HI. I travel. I take photos. I write. Sometimes I’m inspired to write a lot, sometimes very little. I commit to being genuine, and generally coherent. You can read everything, or read nothing & just look at my pretty pictures. I’m doing me – you do you. – Jen

Today we transfer to the cruise ship, but only to ride it to Mykonos.


Our ferry/cruise ship to Mykonos

Kostos, our tour guide discouraged us from renting scooters on Mykonos with this statement: “The taxi drivers drive up your ass.” Well okay then never mind! We rented a hampster-car instead. But more on that later.
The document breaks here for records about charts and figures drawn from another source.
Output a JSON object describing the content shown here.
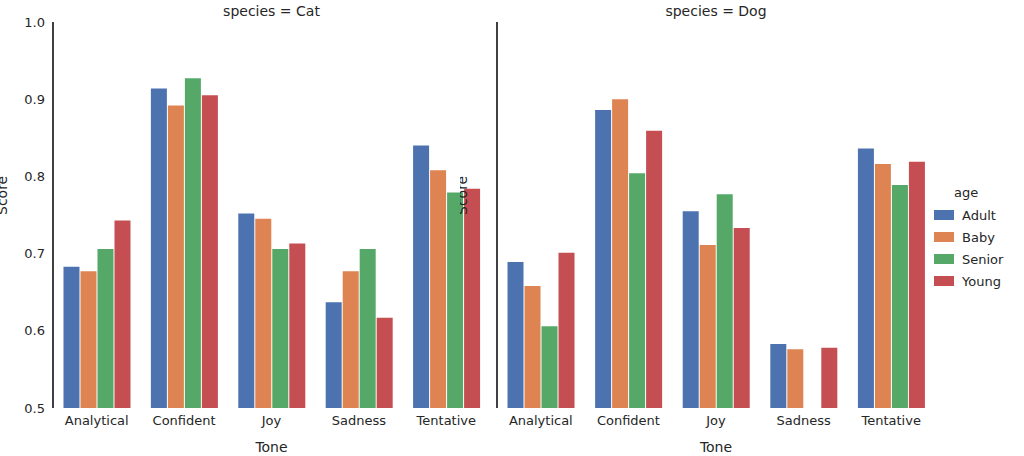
{
  "chart_data": [
    {
      "type": "bar",
      "title": "species = Cat",
      "x_label": "Tone",
      "y_label": "Score",
      "categories": [
        "Analytical",
        "Confident",
        "Joy",
        "Sadness",
        "Tentative"
      ],
      "series": [
        {
          "name": "Adult",
          "color": "#4c72b0",
          "values": [
            0.683,
            0.914,
            0.752,
            0.637,
            0.84
          ]
        },
        {
          "name": "Baby",
          "color": "#dd8452",
          "values": [
            0.677,
            0.892,
            0.745,
            0.677,
            0.808
          ]
        },
        {
          "name": "Senior",
          "color": "#55a868",
          "values": [
            0.706,
            0.927,
            0.706,
            0.706,
            0.779
          ]
        },
        {
          "name": "Young",
          "color": "#c44e52",
          "values": [
            0.743,
            0.905,
            0.713,
            0.617,
            0.784
          ]
        }
      ],
      "ylim": [
        0.5,
        1
      ],
      "yticks": [
        0.5,
        0.6,
        0.7,
        0.8,
        0.9,
        {
          "value": 1,
          "label": "1.0"
        }
      ],
      "grid": false
    },
    {
      "type": "bar",
      "title": "species = Dog",
      "x_label": "Tone",
      "y_label": "Score",
      "categories": [
        "Analytical",
        "Confident",
        "Joy",
        "Sadness",
        "Tentative"
      ],
      "series": [
        {
          "name": "Adult",
          "color": "#4c72b0",
          "values": [
            0.689,
            0.886,
            0.755,
            0.583,
            0.836
          ]
        },
        {
          "name": "Baby",
          "color": "#dd8452",
          "values": [
            0.658,
            0.9,
            0.711,
            0.576,
            0.816
          ]
        },
        {
          "name": "Senior",
          "color": "#55a868",
          "values": [
            0.606,
            0.804,
            0.777,
            null,
            0.789
          ]
        },
        {
          "name": "Young",
          "color": "#c44e52",
          "values": [
            0.701,
            0.859,
            0.733,
            0.578,
            0.819
          ]
        }
      ],
      "ylim": [
        0.5,
        1
      ],
      "yticks": [
        0.5,
        0.6,
        0.7,
        0.8,
        0.9,
        {
          "value": 1,
          "label": "1.0"
        }
      ],
      "grid": false,
      "tick_labels": "x",
      "legend": "right",
      "legend_title": "age"
    }
  ]
}
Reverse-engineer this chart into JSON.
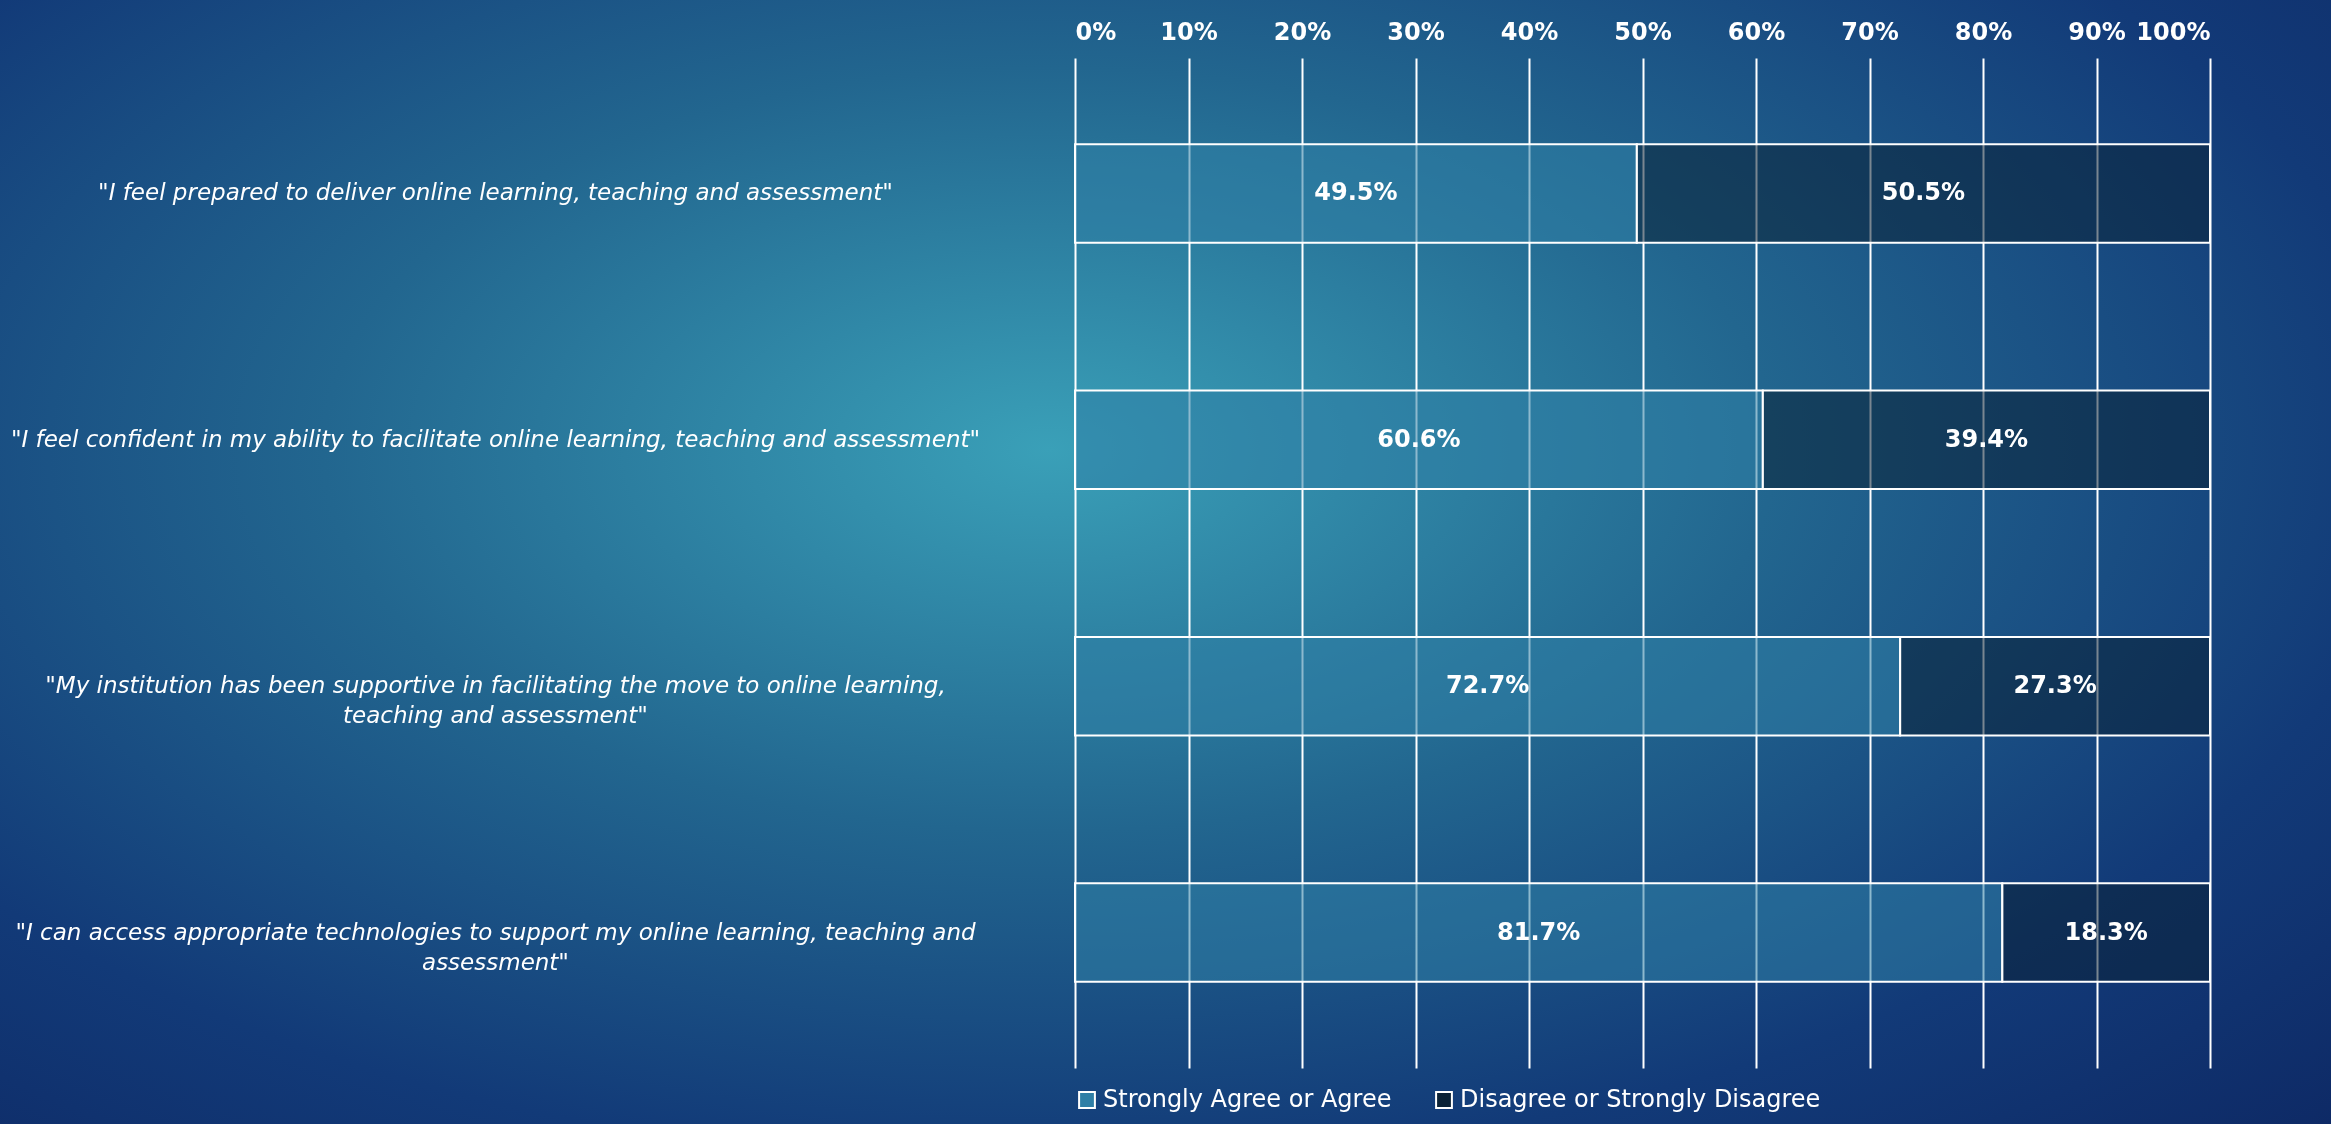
{
  "chart_data": {
    "type": "bar",
    "orientation": "horizontal",
    "stacked": true,
    "categories": [
      "\"I feel prepared to deliver online learning, teaching and assessment\"",
      "\"I feel confident in my ability to facilitate online learning, teaching and assessment\"",
      "\"My institution has been supportive in facilitating the move to online learning, teaching and assessment\"",
      "\"I can access appropriate technologies to support my online learning, teaching and assessment\""
    ],
    "series": [
      {
        "name": "Strongly Agree or Agree",
        "color": "#2f7fa6",
        "values": [
          49.5,
          60.6,
          72.7,
          81.7
        ],
        "value_labels": [
          "49.5%",
          "60.6%",
          "72.7%",
          "81.7%"
        ]
      },
      {
        "name": "Disagree or Strongly Disagree",
        "color": "#0b2236",
        "values": [
          50.5,
          39.4,
          27.3,
          18.3
        ],
        "value_labels": [
          "50.5%",
          "39.4%",
          "27.3%",
          "18.3%"
        ]
      }
    ],
    "xlim": [
      0,
      100
    ],
    "xticks": [
      {
        "value": 0,
        "label": "0%"
      },
      {
        "value": 10,
        "label": "10%"
      },
      {
        "value": 20,
        "label": "20%"
      },
      {
        "value": 30,
        "label": "30%"
      },
      {
        "value": 40,
        "label": "40%"
      },
      {
        "value": 50,
        "label": "50%"
      },
      {
        "value": 60,
        "label": "60%"
      },
      {
        "value": 70,
        "label": "70%"
      },
      {
        "value": 80,
        "label": "80%"
      },
      {
        "value": 90,
        "label": "90%"
      },
      {
        "value": 100,
        "label": "100%"
      }
    ],
    "grid": "x",
    "legend": "bottom"
  }
}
We received our boarding cards and found a place to settle in for the 7-hour trip to the island. We were surrounded by “regular” passengers who have cabins. We are all floaters with our luggage. We can eat the same food, but if we want beverages beyond tap water or coffee, we have to pay in cash. That is no problem for us, until we need change; the bars have no till. So change comes by the waiter scampering to various co-workers asking if anyone can make change, which is pretty awkward.
Rob and I picked at the mediocre buffet food, over-tipped the waiter because he had no damn change, and found a quiet closed bar area with couches and a loud ceiling reverberation that acted as white noise & slept for 3 hours. We arrived to some lady guide shouting at us in an over-cheerful tone, “WAKEY WAKEY!!” (She wasn’t being helpful, she just wanted us to get out because she had a meeting with her brood).
After landing 7 hours later on a dock with our bags (a hydofoil would have been only 3 hours, but extra expense for the tour company), we boarded a bus. A Mykonos guide popped on the mic for 2 minutes with dramatic flair, never to be seen again: “WELCOME to the Island of Nothing! You are here to do nothing! Do you know why all the houses are white? …… To reflect YOUR light!”
Sort of a spiritual sermon?? He left the bus, and that was that (but what WAS that??). Welcome to Mykonos.